After reaching new 10-year highs in July this year, Australian stocks have had a rough trot.

The month of October has been particularly volatile, with the ASX200 and ASX Small Ords falling by as much as 6 per cent.

But according to Bell Potter securities analyst Richard Coppleson, now is not the time to get out of the market.

To illustrate his point, Coppleson compiled data which shows October to April is often the most profitable period for the ASX200 (see chart below).

The only two years when stocks under-performed from October to April were 2007 and 2008, which coincided with the end of a bull market and the fallout from the global financial crisis.

“It’s something I think anyone who invests should be aware of,” Coppleson says.

Richard Coppleson, Bell Potter Securities

In the short term, Coppleson expects the market to turn higher as support returns for the big banks.

Collectively, the share prices of the big four bank have lost around 15% this year.

Yesterday, Morgan Stanley pointed to a subdued profit outlook for the sector as the 25-year mortgage bull market comes to an end.

The banks also face the threat of technological disruption, margin pressures from tighter lending standards and the fallout from Hayne royal commission.
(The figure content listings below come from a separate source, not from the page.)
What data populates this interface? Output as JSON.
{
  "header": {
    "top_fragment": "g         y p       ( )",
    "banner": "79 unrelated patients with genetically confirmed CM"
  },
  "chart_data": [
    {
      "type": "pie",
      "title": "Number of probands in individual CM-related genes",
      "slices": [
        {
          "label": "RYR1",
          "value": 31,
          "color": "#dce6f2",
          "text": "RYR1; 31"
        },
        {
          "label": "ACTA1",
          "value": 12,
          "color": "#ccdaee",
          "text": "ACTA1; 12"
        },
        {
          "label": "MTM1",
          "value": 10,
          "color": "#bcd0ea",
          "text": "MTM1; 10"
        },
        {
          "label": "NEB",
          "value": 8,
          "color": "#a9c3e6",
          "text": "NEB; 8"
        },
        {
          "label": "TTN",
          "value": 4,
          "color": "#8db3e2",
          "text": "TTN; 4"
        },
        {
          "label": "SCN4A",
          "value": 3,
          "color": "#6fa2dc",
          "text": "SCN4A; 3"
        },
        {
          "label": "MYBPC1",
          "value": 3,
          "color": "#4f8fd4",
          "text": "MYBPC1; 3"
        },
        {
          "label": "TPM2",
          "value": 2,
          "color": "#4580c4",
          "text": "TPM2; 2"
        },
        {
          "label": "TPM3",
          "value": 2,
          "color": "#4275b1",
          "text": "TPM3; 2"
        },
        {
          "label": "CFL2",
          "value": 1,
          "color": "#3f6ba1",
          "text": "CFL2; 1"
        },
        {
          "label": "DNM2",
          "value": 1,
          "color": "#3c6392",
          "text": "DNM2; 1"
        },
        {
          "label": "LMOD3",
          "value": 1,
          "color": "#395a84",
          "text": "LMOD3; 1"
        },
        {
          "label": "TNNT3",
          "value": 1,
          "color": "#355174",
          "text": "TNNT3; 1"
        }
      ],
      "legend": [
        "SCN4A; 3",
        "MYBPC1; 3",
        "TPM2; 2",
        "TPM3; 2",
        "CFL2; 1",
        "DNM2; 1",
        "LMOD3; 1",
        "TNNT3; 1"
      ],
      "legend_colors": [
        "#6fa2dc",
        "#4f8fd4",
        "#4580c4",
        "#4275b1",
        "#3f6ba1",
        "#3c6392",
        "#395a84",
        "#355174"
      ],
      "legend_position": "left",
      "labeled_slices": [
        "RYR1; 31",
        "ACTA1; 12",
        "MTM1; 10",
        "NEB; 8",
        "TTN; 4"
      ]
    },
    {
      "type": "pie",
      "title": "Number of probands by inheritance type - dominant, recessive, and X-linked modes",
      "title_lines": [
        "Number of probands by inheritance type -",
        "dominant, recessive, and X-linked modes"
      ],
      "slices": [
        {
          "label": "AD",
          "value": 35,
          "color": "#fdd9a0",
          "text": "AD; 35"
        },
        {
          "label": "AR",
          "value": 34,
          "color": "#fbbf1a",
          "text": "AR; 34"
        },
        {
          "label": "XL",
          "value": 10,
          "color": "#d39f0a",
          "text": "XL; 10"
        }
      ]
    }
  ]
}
However, Coppleson says the time to buy banking stocks is “when they are hated, on the nose, and in the headlines”.

For one thing, he says dividend yields for the big banks now look attractive. The collective battering that big bank shares have taken has increased dividend yields to a historically high 7%.

Coppleson says the dividend policy of the big banks won’t change for at least a year, which will leave dividends looking increasingly attractive in the event of further price falls.

“The bank dividend yields provide a huge level of support and income-buyers will buy them for their huge dividends,” he says.

“This is when you buy the banks for a 5-7% rally, from here into early November.”

However, he added it’s more a short term trade as the annual growth outlook for the banks remains subdued.